As an Ashington lad from a mining family, I appreciate moves to regenerate that town — it needs and deserves improvements to its infrastructure and employment opportunities. Where I take great issue with Coun Davey is that such regeneration should not be to the total detriment of its neighbour, Morpeth, where I currently live.

The decision to close County Hall in Morpeth is merely the last in a string of decisions made by the council that I feel are destroying the character of Morpeth as a long-established rural market town.

Despite protestations to the contrary by Coun Davey, the decision to move County Hall does seem to have political motivation and was taken without any fully-costed consideration of retaining and upgrading the present building.

Coun Davey seems to assume that the proposed relocation of Goosehill School to that site is a ‘done deal’. At a well attended meeting in the Town Hall this project was seen as perhaps the only viable solution, but was unpopular. It was only deemed worthy of consideration because Goosehill does need to be relocated, albeit to an unsatisfactory site to the south of the town because alternative, preferable sites have been sold off to developers.

The council has repeatedly failed to oppose such developments and in some cases has fully supported them. It appears to have been happy to accept the immediate financial ‘fix’ afforded by land sales, rather than consider the medium to long-term needs of the town.

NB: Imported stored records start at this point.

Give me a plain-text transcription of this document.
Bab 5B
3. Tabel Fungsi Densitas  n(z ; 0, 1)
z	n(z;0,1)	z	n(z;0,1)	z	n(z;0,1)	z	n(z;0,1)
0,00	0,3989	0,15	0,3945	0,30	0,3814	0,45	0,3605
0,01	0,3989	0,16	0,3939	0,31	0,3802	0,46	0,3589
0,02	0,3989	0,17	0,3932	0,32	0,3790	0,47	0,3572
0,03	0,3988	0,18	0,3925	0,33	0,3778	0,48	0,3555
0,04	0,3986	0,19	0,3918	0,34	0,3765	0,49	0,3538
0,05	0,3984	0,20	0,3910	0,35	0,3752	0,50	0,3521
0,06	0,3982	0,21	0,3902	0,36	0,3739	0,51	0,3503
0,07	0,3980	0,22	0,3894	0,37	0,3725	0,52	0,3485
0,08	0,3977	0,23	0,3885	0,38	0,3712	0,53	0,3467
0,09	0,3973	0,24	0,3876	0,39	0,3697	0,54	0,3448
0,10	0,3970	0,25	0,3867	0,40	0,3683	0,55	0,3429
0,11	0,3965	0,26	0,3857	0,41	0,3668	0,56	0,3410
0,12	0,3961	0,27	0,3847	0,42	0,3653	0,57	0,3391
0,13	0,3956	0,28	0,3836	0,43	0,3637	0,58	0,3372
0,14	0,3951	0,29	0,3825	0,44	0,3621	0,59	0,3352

The most recent action by the council, taken with apparent contempt for the views of residents, has been the felling of perfectly healthy trees at County Hall “in anticipation of a rapid start to the building of the new school”. So much for the council’s oft-repeated excuse for not commenting on planning applications because they are “active”.

Actions do speak louder than words, Coun Davey, and the council’s actions in instigating the destruction of these trees gives the electorate a very clear indication of the developments your administration wants on that site. Your refusal to engage in meaningful dialogue with the town council and your failure to face the protesting public on this issue simply reinforce this impression.

If you were so concerned about “birds nesting”, the logical thing would have been to leave the trees untouched so that extra nesting sites would be available for another year.

The same attitude is shown in the intention to go ahead with the strategic planning meeting on March 7 to discuss all three planning applications for the County Hall site, despite the fact that this is two days before the expiry of the statutory consultation period, during which the public can comment on or object to the proposals, or, indeed, support them. What message do you think this premature action conveys to Morpeth residents?

I will, however, congratulate Coun Davey on a single matter as he has managed to achieve something which nobody else has ever done in my 55 years of voting — he has convinced me to vote Tory, at least in the forthcoming local elections.

This will be totally at odds with any political ideology I may have, but it is perhaps my only realistic hope of ensuring that the current administration will no longer have overall control of Northumberland County Council. I, like many other Morpeth residents, feel completely disenfranchised by the present regime.

The gesture is probably doomed to failure thanks to the travesty of having ‘unitary authority’ status imposed on Northumberland some years ago, with 95 per cent of the population residing in five per cent of land in the south east of the county, but at least it is a way of registering my disgust at the administration.

So, fellow Morpethians, however much you feel you are suffering from ‘protest fatigue’, I would urge you keep protesting by any peaceful and democratic means.

To paraphrase Edmund Burke, remember that “the only thing necessary for the triumph of unwarranted planning applications is for good men to do nothing”.